Dans cette tribune libre, Prof. Togoata Apedo-Amah se prononce sur le toilettage constitutionnel en cours à l’Assemblée nationale. Lisez plutôt!
LA DICTATURE ET LA PEUR DE LA CRITIQUE ENFONCENT L’AFRIQUE DANS L’OBSCURANTISME ET LE SOUS-DÉVELOPPEMENT
Nous vivons en Afrique et au Togo en particulier, une époque trouble où l’on nous fait prendre des vessies pour des lanternes. Le blanc peut être noir et le noir peut être blanc indifféremment. Il suffit de proclamer des contre-vérités gratuites. Car l’on est sûr d’avoir affaire à des masses zombifiées complètement décervelées par la propagande et la bêtise.
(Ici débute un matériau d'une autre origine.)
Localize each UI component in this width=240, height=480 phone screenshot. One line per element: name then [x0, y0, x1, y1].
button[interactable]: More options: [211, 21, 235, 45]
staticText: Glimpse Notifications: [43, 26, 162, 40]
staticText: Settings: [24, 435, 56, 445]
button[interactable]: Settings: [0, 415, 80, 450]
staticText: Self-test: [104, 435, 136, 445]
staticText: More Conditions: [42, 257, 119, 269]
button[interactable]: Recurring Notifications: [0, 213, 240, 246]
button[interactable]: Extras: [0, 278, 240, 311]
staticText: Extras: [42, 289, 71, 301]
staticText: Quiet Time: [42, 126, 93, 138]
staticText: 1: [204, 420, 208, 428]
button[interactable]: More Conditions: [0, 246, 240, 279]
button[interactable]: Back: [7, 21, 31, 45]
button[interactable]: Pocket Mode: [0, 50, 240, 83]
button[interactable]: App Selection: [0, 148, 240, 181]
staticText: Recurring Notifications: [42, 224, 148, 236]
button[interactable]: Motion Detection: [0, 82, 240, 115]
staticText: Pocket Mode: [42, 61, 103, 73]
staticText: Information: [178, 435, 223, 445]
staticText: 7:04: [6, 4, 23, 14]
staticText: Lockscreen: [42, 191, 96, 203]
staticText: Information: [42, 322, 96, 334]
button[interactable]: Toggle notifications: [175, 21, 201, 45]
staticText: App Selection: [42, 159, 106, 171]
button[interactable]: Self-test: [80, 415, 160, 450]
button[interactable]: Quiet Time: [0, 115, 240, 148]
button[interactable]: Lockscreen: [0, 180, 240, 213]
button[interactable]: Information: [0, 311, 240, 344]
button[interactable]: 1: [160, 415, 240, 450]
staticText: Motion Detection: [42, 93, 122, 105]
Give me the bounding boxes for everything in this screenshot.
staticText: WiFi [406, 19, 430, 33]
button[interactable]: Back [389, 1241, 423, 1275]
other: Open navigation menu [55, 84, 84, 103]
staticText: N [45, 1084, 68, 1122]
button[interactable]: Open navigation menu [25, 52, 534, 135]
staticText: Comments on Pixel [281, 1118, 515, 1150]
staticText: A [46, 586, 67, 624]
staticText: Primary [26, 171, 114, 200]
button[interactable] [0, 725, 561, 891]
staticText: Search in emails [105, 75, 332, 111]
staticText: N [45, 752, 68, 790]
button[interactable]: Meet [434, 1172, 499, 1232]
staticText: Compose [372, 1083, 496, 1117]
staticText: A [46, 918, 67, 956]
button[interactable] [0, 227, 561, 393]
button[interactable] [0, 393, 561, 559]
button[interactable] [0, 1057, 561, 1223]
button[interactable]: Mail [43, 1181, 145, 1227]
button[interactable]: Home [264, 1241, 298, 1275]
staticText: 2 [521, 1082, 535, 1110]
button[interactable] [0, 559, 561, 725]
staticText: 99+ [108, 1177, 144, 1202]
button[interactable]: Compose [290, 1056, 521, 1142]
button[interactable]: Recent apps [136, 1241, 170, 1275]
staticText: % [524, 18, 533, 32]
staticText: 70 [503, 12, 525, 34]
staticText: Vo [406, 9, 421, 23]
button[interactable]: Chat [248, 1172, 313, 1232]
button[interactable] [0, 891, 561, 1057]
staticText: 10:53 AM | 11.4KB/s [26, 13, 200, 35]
Au Togo, l’on prétend fabriquer une nouvelle constitution afin de la rendre plus démocratique, prétend-on, alors que l’on prépare en sous-main une tyrannie fasciste perpétuelle, plus longue que le délire de ceux qui avaient rêvé d’un Reich de mille ans à Berlin sous Hitler, qui sait ? La dictature, nous apprennent ces génies de la politique togolaise, se corrige par plus de dictature encore et plus d’obscurantisme ! Il fallait y penser, bon sang de bonsoir !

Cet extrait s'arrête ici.